The religious and mythological consciousness of the Khakas people reveals a reverse process of symbolic “dendronization”, i.e. transferring the image of the tree to traditional everyday habits and lifestyle of people, social relationships, and directly to an individual person. For example, the word agas-tas is often used in the Khakas language to designate a courtyard and buildings (Khakassko-russkiy slovar, 2006: 27). It literally is translated as ‘wood-stone’ and unambiguously indicates the respective natural materials used for building the household structure. However, this word has a wider meaning. In the beliefs of the people, the human dwelling, such as the yurt (Khakas ib ) is the embodiment of the image of a tree.
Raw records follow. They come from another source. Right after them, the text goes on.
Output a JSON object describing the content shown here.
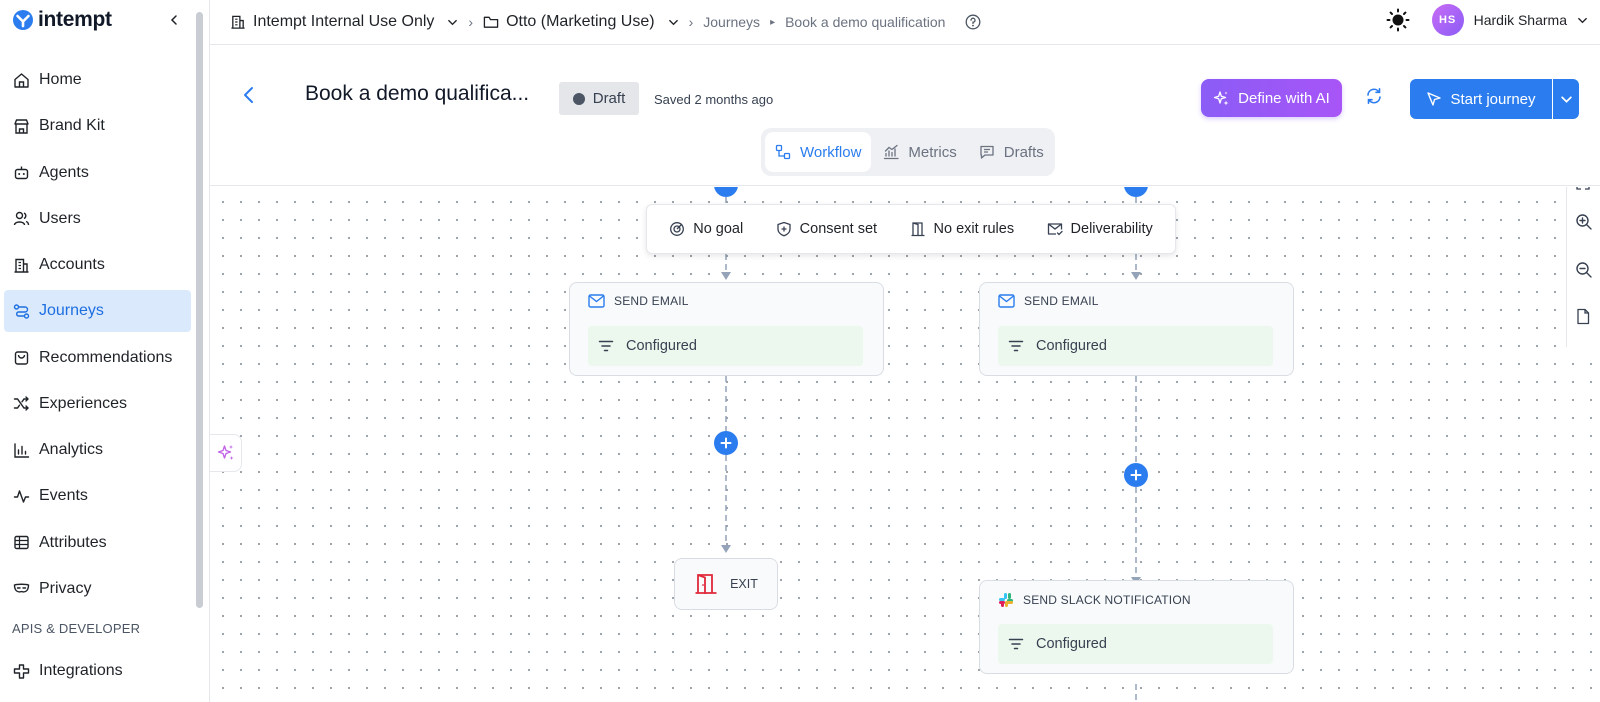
{
  "brand": {
    "name": "intempt"
  },
  "sidebar": {
    "items": [
      {
        "label": "Home",
        "icon": "home-icon",
        "active": false
      },
      {
        "label": "Brand Kit",
        "icon": "store-icon",
        "active": false
      },
      {
        "label": "Agents",
        "icon": "bot-icon",
        "active": false
      },
      {
        "label": "Users",
        "icon": "users-icon",
        "active": false
      },
      {
        "label": "Accounts",
        "icon": "building-icon",
        "active": false
      },
      {
        "label": "Journeys",
        "icon": "route-icon",
        "active": true
      },
      {
        "label": "Recommendations",
        "icon": "bag-icon",
        "active": false
      },
      {
        "label": "Experiences",
        "icon": "shuffle-icon",
        "active": false
      },
      {
        "label": "Analytics",
        "icon": "bar-chart-icon",
        "active": false
      },
      {
        "label": "Events",
        "icon": "activity-icon",
        "active": false
      },
      {
        "label": "Attributes",
        "icon": "table-icon",
        "active": false
      },
      {
        "label": "Privacy",
        "icon": "mask-icon",
        "active": false
      }
    ],
    "section": "APIS & DEVELOPER",
    "section_items": [
      {
        "label": "Integrations",
        "icon": "integrations-icon"
      }
    ]
  },
  "topbar": {
    "org": "Intempt Internal Use Only",
    "project": "Otto (Marketing Use)",
    "section": "Journeys",
    "page": "Book a demo qualification",
    "user_initials": "HS",
    "user_name": "Hardik Sharma"
  },
  "journey": {
    "title": "Book a demo qualifica...",
    "status": "Draft",
    "saved": "Saved 2 months ago",
    "ai_label": "Define with AI",
    "start_label": "Start journey",
    "tabs": [
      {
        "label": "Workflow",
        "active": true
      },
      {
        "label": "Metrics",
        "active": false
      },
      {
        "label": "Drafts",
        "active": false
      }
    ]
  },
  "goalbar": {
    "goal": "No goal",
    "consent": "Consent set",
    "exit_rules": "No exit rules",
    "deliverability": "Deliverability"
  },
  "nodes": {
    "email_left": {
      "type": "SEND EMAIL",
      "status": "Configured"
    },
    "email_right": {
      "type": "SEND EMAIL",
      "status": "Configured"
    },
    "exit": {
      "label": "EXIT"
    },
    "slack": {
      "type": "SEND SLACK NOTIFICATION",
      "status": "Configured"
    }
  },
  "colors": {
    "accent": "#2b7def",
    "active_bg": "#dbe9fd",
    "ai_gradient_start": "#8b5cf6",
    "configured_bg": "#ecf8ee",
    "exit_red": "#e0293b"
  }
}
It is known that until the late 19th century, both permanent polygonal and mobile rounded frame-type yurts were widespread among the Khakas people (Pallas, 1788: 566; Karatanov, 1884: 619). Both types of buildings were based on timber. The roofs of permanent buildings were usually covered with larch bark or birch bark. In the summer, mobile dwellings were almost completely wrapped in birch bark on the outside. In the traditional consciousness of the Khakas people, both types of buildings were associated with the tree. The idea of the “tree-house” was also embodied in the epic poems of the people:
Akh chazynyn’ istinde chörip, Altyn pÿrlig pai tirekti Körip tapkhan anҷada alyp. Pai tirekser pastyr-paryp, Pidi chookhtapcha alyp-chakhsy: “Izin’-paiyn’ par polza – azyl-khal!! Izin’-paiyn’ chokh polza – chabyl-khal!” Ӱr dee, as taa polbanda – Altyn tirek azyl-pargan.
Alyp töreen Saiyn-Mirgen Andar kipe-salgan anҷada. Saiyn-Mirgen körip-turza – Alton sÿrmezi argazyna chaiylgan, Ilig sÿrmezi in’nine chaiylgan, Aidan’ aryg abakhai chakhsy Anda churtapchatkhan poltyr
‘Walking along the white steppe,
[On] the sacred poplar with golden leaves, The mighty warrior fixed [his] gaze.
[Coming to] the sacred poplar,
Thus spoke the best of the mighty warriors: “[If you] have riches, be opened!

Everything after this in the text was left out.